There's certainly a need. In a Junior Achievement/Harris Interactive online survey released last week, nearly half - 45 percent - of teens who responded said they think today's business leaders were unethical. More telling, 33 percent of the teens said they would act unethically to get ahead or make money if they knew for sure they would never be caught.
"Clearly, some of the economic problems we are experiencing today are related to the immoral and unethical business practices that were conducted," Maas told The Enquirer.
The reputation and credibility of many businesses and corporations have suffered in the scandal fallout. It's notable that New York-based Deloitte & Touche, is paying the $1 million cost of the JA project for schools across the country. Like other accounting and auditing firms, D&T has faced its own ethics questions recently. It was tangled in a dispute with former client Adelphia Communications Corp., which filed bankruptcy in 2002 and has come under fire from federal regulators. Deloitte & Touche's part in developing the new JA program is one effort to restore confidence in the capital market system.
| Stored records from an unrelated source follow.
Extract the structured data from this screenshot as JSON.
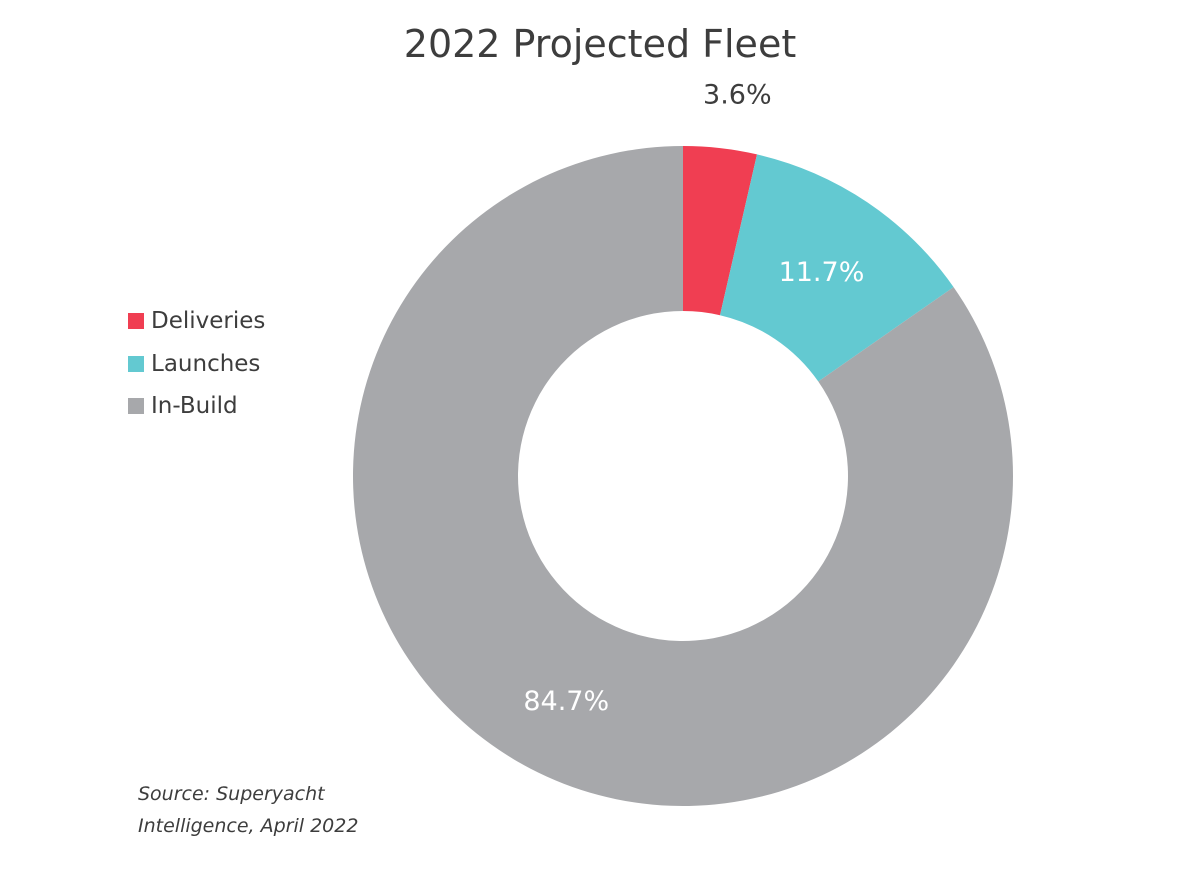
{
  "chart_data": {
    "type": "pie",
    "title": "2022 Projected Fleet",
    "donut": true,
    "legend_position": "left",
    "categories": [
      "Deliveries",
      "Launches",
      "In-Build"
    ],
    "values": [
      3.6,
      11.7,
      84.7
    ],
    "data_labels": [
      "3.6%",
      "11.7%",
      "84.7%"
    ],
    "colors": [
      "#f03e52",
      "#63c9d1",
      "#a7a8ab"
    ],
    "label_colors": [
      "#3d3d3d",
      "#ffffff",
      "#ffffff"
    ]
  },
  "legend": {
    "items": [
      {
        "label": "Deliveries",
        "color": "#f03e52"
      },
      {
        "label": "Launches",
        "color": "#63c9d1"
      },
      {
        "label": "In-Build",
        "color": "#a7a8ab"
      }
    ]
  },
  "source": {
    "line1": "Source: Superyacht",
    "line2": "Intelligence, April 2022"
  }
}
Here's the hopeful news from the Junior Achievement/Harris survey of teens: More than half - 56 percent-agreed that "people who practice good business ethics are more successful" than those who don't and 66 percent still believe you don't have to "play loose with rules" to be successful.
Let's teach all students - and remind adults -- that responsible, ethical behavior is the true cornerstone of the American free enterprise system.